Continue, now, to follow up the examination of this interdict. “With men collected together.” Suppose you collected none, but they all came together of their own accord. Certainly he does collect men together who assembles men and invites them. Those men are collected who are brought together by any one into one place; if they not only were never invited, but if they did not even assemble on purpose at all; if there was no one there who was not there previously, not for the purpose of committing violence? but because they were used to be there for the sake of tilling the ground or tending the flocks. You will urge in your defence that men were not collected; and, as far as mere words go, you will gain your cause, even if I myself am the judge; but as to facts, you will have no ground to stand on before any judge whatever. For the intention of our legislators was, that restitution should he made in cases where violence had been committed by a multitude, and not by a multitude only if expressly collected for the purpose; but because generally, if there is need of a multitude, men are used to be collected, therefore, the interdict has been framed so as expressly to mention men when collected. And even if there does seem to be any verbal difference, the fact is the same, and the same rule will apply in all cases in which the principle of justice is seen to be one and the same. “Or armed.”
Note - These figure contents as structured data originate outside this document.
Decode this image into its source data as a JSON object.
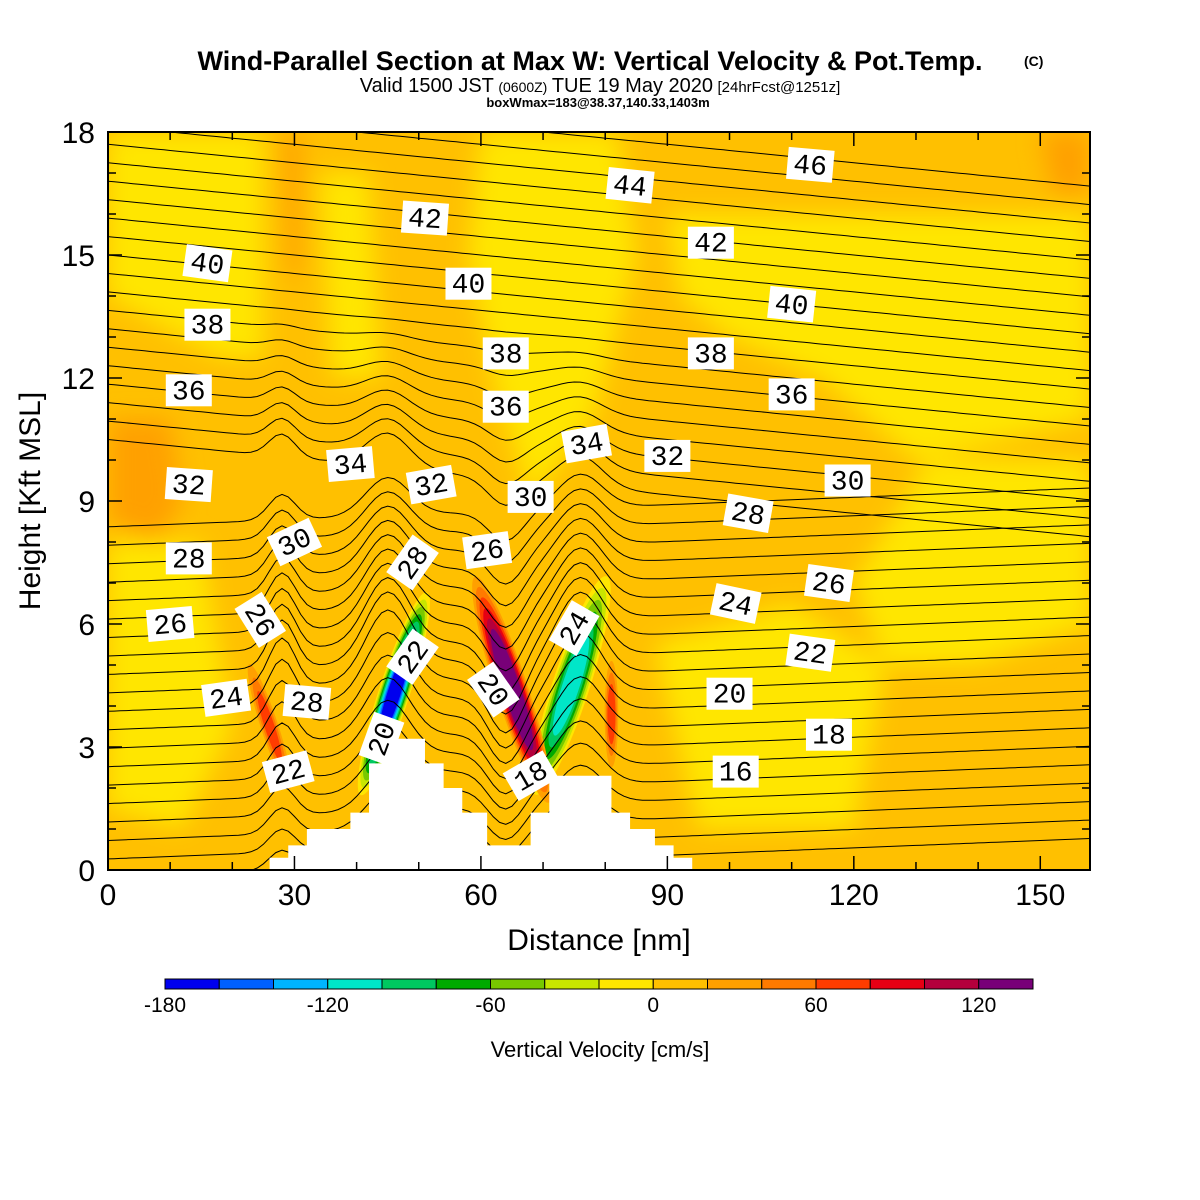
{
  "title": "Wind-Parallel Section at Max W: Vertical Velocity & Pot.Temp.",
  "copyright_mark": "(C)",
  "subtitle": {
    "prefix": "Valid 1500 JST",
    "utc": "(0600Z)",
    "date": "TUE 19 May 2020",
    "forecast": "[24hrFcst@1251z]"
  },
  "info_line": "boxWmax=183@38.37,140.33,1403m",
  "colors": {
    "field_base": "#ffc000",
    "light_yellow": "#ffe600",
    "orange": "#ffa000",
    "dark_orange": "#ff7a00",
    "terrain": "#ffffff",
    "contour": "#000000"
  },
  "chart_data": {
    "type": "heatmap",
    "overlay": "contour",
    "xlabel": "Distance [nm]",
    "ylabel": "Height [Kft MSL]",
    "xlim": [
      0,
      158
    ],
    "ylim": [
      0,
      18
    ],
    "x_ticks": [
      "0",
      "30",
      "60",
      "90",
      "120",
      "150"
    ],
    "x_tick_values": [
      0,
      30,
      60,
      90,
      120,
      150
    ],
    "y_ticks": [
      "0",
      "3",
      "6",
      "9",
      "12",
      "15",
      "18"
    ],
    "y_tick_values": [
      0,
      3,
      6,
      9,
      12,
      15,
      18
    ],
    "colorbar": {
      "label": "Vertical Velocity [cm/s]",
      "range": [
        -180,
        140
      ],
      "step": 20,
      "tick_labels": [
        "-180",
        "-120",
        "-60",
        "0",
        "60",
        "120"
      ],
      "tick_values": [
        -180,
        -120,
        -60,
        0,
        60,
        120
      ],
      "colors": [
        "#0000ee",
        "#0060ff",
        "#00b4ff",
        "#00e6c8",
        "#00c860",
        "#00aa00",
        "#78c800",
        "#c8e600",
        "#ffe600",
        "#ffc000",
        "#ffa000",
        "#ff7a00",
        "#ff3c00",
        "#e60014",
        "#b4003c",
        "#780078"
      ]
    },
    "terrain_profile": [
      [
        26,
        0
      ],
      [
        26,
        0.3
      ],
      [
        29,
        0.3
      ],
      [
        29,
        0.6
      ],
      [
        32,
        0.6
      ],
      [
        32,
        1.0
      ],
      [
        39,
        1.0
      ],
      [
        39,
        1.4
      ],
      [
        42,
        1.4
      ],
      [
        42,
        2.6
      ],
      [
        45,
        2.6
      ],
      [
        45,
        3.2
      ],
      [
        51,
        3.2
      ],
      [
        51,
        2.6
      ],
      [
        54,
        2.6
      ],
      [
        54,
        2.0
      ],
      [
        57,
        2.0
      ],
      [
        57,
        1.4
      ],
      [
        61,
        1.4
      ],
      [
        61,
        0.6
      ],
      [
        68,
        0.6
      ],
      [
        68,
        1.4
      ],
      [
        71,
        1.4
      ],
      [
        71,
        2.3
      ],
      [
        81,
        2.3
      ],
      [
        81,
        1.4
      ],
      [
        84,
        1.4
      ],
      [
        84,
        1.0
      ],
      [
        88,
        1.0
      ],
      [
        88,
        0.6
      ],
      [
        91,
        0.6
      ],
      [
        91,
        0.3
      ],
      [
        94,
        0.3
      ],
      [
        94,
        0
      ]
    ],
    "velocity_features": [
      {
        "x": 46,
        "y": 4.3,
        "rx": 2.5,
        "ry": 2.6,
        "value": -180,
        "shape": "tilted-band"
      },
      {
        "x": 74.5,
        "y": 4.5,
        "rx": 3.0,
        "ry": 2.8,
        "value": -120,
        "shape": "tilted-band"
      },
      {
        "x": 65,
        "y": 4.4,
        "rx": 2.6,
        "ry": 2.9,
        "value": 140,
        "shape": "tilted-band"
      },
      {
        "x": 26,
        "y": 3.5,
        "rx": 1.4,
        "ry": 1.6,
        "value": 60,
        "shape": "tilted-band"
      },
      {
        "x": 81,
        "y": 3.8,
        "rx": 1.1,
        "ry": 1.3,
        "value": 60,
        "shape": "vertical"
      }
    ],
    "contour_labels": [
      {
        "text": "46",
        "x": 113,
        "y": 17.2,
        "angle": 5
      },
      {
        "text": "44",
        "x": 84,
        "y": 16.7,
        "angle": 6
      },
      {
        "text": "42",
        "x": 51,
        "y": 15.9,
        "angle": 4
      },
      {
        "text": "42",
        "x": 97,
        "y": 15.3,
        "angle": 0
      },
      {
        "text": "40",
        "x": 16,
        "y": 14.8,
        "angle": 8
      },
      {
        "text": "40",
        "x": 58,
        "y": 14.3,
        "angle": 0
      },
      {
        "text": "40",
        "x": 110,
        "y": 13.8,
        "angle": 6
      },
      {
        "text": "38",
        "x": 16,
        "y": 13.3,
        "angle": 0
      },
      {
        "text": "38",
        "x": 64,
        "y": 12.6,
        "angle": 0
      },
      {
        "text": "38",
        "x": 97,
        "y": 12.6,
        "angle": 0
      },
      {
        "text": "36",
        "x": 13,
        "y": 11.7,
        "angle": 0
      },
      {
        "text": "36",
        "x": 64,
        "y": 11.3,
        "angle": 0
      },
      {
        "text": "36",
        "x": 110,
        "y": 11.6,
        "angle": 0
      },
      {
        "text": "34",
        "x": 39,
        "y": 9.9,
        "angle": -5
      },
      {
        "text": "34",
        "x": 77,
        "y": 10.4,
        "angle": -10
      },
      {
        "text": "32",
        "x": 13,
        "y": 9.4,
        "angle": 4
      },
      {
        "text": "32",
        "x": 52,
        "y": 9.4,
        "angle": -10
      },
      {
        "text": "32",
        "x": 90,
        "y": 10.1,
        "angle": 0
      },
      {
        "text": "30",
        "x": 30,
        "y": 8.0,
        "angle": -25
      },
      {
        "text": "30",
        "x": 68,
        "y": 9.1,
        "angle": 0
      },
      {
        "text": "30",
        "x": 119,
        "y": 9.5,
        "angle": 0
      },
      {
        "text": "28",
        "x": 13,
        "y": 7.6,
        "angle": 0
      },
      {
        "text": "28",
        "x": 49,
        "y": 7.5,
        "angle": -55
      },
      {
        "text": "28",
        "x": 103,
        "y": 8.7,
        "angle": 10
      },
      {
        "text": "26",
        "x": 10,
        "y": 6.0,
        "angle": -5
      },
      {
        "text": "26",
        "x": 24.5,
        "y": 6.1,
        "angle": 58
      },
      {
        "text": "26",
        "x": 61,
        "y": 7.8,
        "angle": -8
      },
      {
        "text": "26",
        "x": 116,
        "y": 7.0,
        "angle": 8
      },
      {
        "text": "24",
        "x": 19,
        "y": 4.2,
        "angle": -8
      },
      {
        "text": "24",
        "x": 75,
        "y": 5.9,
        "angle": -60
      },
      {
        "text": "24",
        "x": 101,
        "y": 6.5,
        "angle": 12
      },
      {
        "text": "22",
        "x": 29,
        "y": 2.4,
        "angle": -15
      },
      {
        "text": "22",
        "x": 49,
        "y": 5.2,
        "angle": -55
      },
      {
        "text": "22",
        "x": 113,
        "y": 5.3,
        "angle": 8
      },
      {
        "text": "28",
        "x": 32,
        "y": 4.1,
        "angle": 5
      },
      {
        "text": "20",
        "x": 44,
        "y": 3.2,
        "angle": -70
      },
      {
        "text": "20",
        "x": 62,
        "y": 4.4,
        "angle": 55
      },
      {
        "text": "20",
        "x": 100,
        "y": 4.3,
        "angle": 0
      },
      {
        "text": "18",
        "x": 68,
        "y": 2.3,
        "angle": -30
      },
      {
        "text": "18",
        "x": 116,
        "y": 3.3,
        "angle": 0
      },
      {
        "text": "16",
        "x": 101,
        "y": 2.4,
        "angle": 0
      }
    ]
  }
}
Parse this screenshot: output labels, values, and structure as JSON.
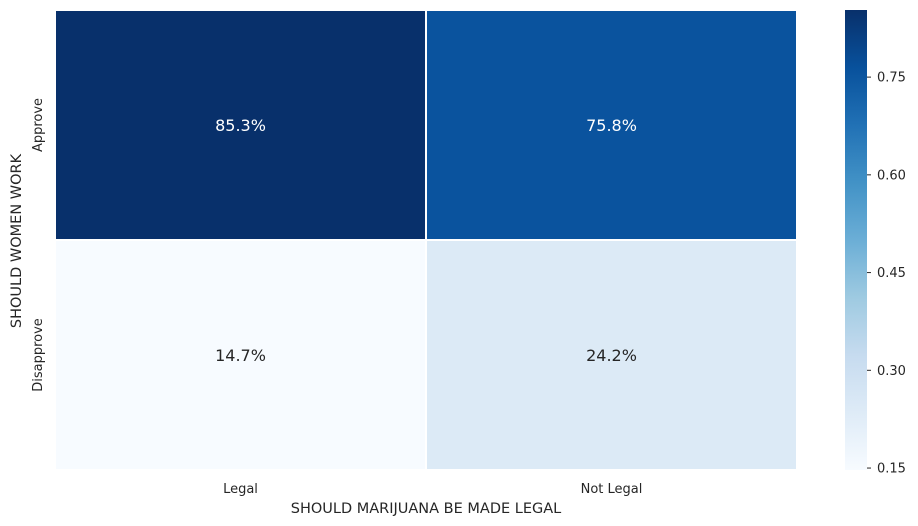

What shall we say? Whom, if we wish to speak good Latin, can we properly call armed? Those, I imagine, who are prepared and equipped with shields and swords. What then? Suppose you drive any one headlong from his farm with clods of earth, and stones, and sticks; and if you are ordered to replace a man whom you have driven away with armed men, will you say that you have complied with the terms of the interdict? If words are to govern everything, —if causes are to be settled not by reason but by accidental expressions, then you may say that you have done so, and I will agree. You will establish the point, no doubt, that those were not armed men who only threw stones which they took up from the ground; that lumps of turf and clods of earth were not arms; that those men were not armed, who, as they passed by, had broken off a bough of a tree; that arms have their appropriate classification, some for defending, others for wounding; and all who have not those arms, you will prove to have been unarmed.